Hi there. I’m new to this community. I’m not sure if this topic is proper to raise here. Please forgive me and point me to the correct channel, if not. Many thanks!
- Our project is using tensorflow as backbone and by writing custom op to realize our main functions.
- We usually allocate a lot of temporary/output memories, which is managed by tensorflow.
- However, operating raw data pointer is very dangerous and fallible.
- Does tensorflow provide any ways to help detect memory violation? Like prompting the user that reading/writing outside the memory space of one tensor happens?
- Is there any suggestions to detect or prevent memory violation as early as possible?
Hi @Will_Sun, Could you please take a look at the Profiling document. Profiling helps to understand the hardware resource consumption (like time and memory) of the various TensorFlow operations (ops) in your model. Thank You.
Hi Kiran, thanks for your reply. I will check profile tool to see if it meets my requirement.
The problem I have is more often related with incorrect result instead of memory resource consumption.

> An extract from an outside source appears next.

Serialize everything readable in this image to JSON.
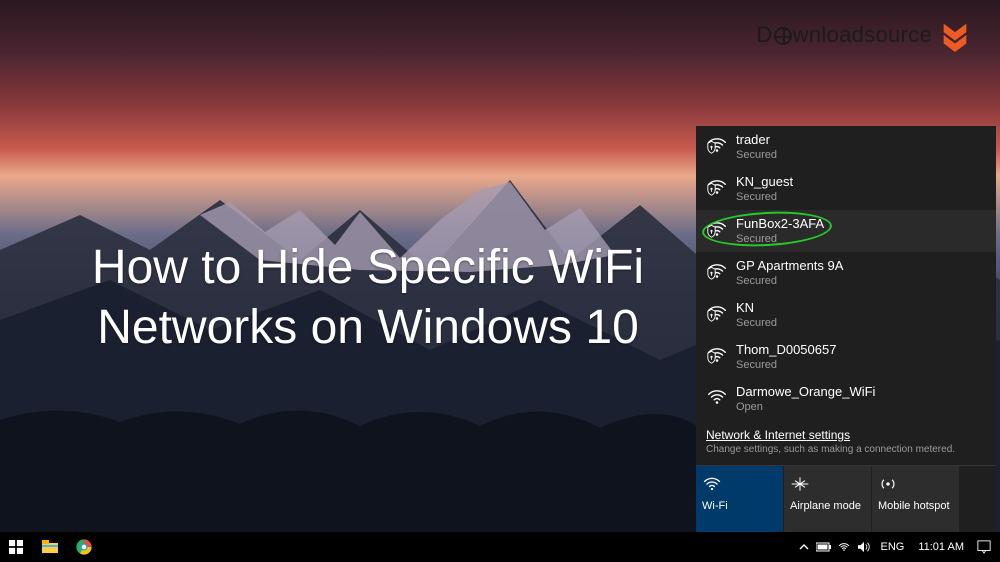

Usually, we might have quite a few run-time variables defined in GPU. When memory violation happens by some operations on one variable, it may crash some other variable space and fail sanity check in some point, eventually. Unfortunately, this sanity check failure usually happens quite late and unpredictable.
That’s really painful. I hope the violation can be found just when it happens. One idea is that I can allocate some more space and write some tags there for memory check later. The problem is that memory allocation is totally handled by tensorflow. I don’t know if tensorflow has provided some inherent solutions.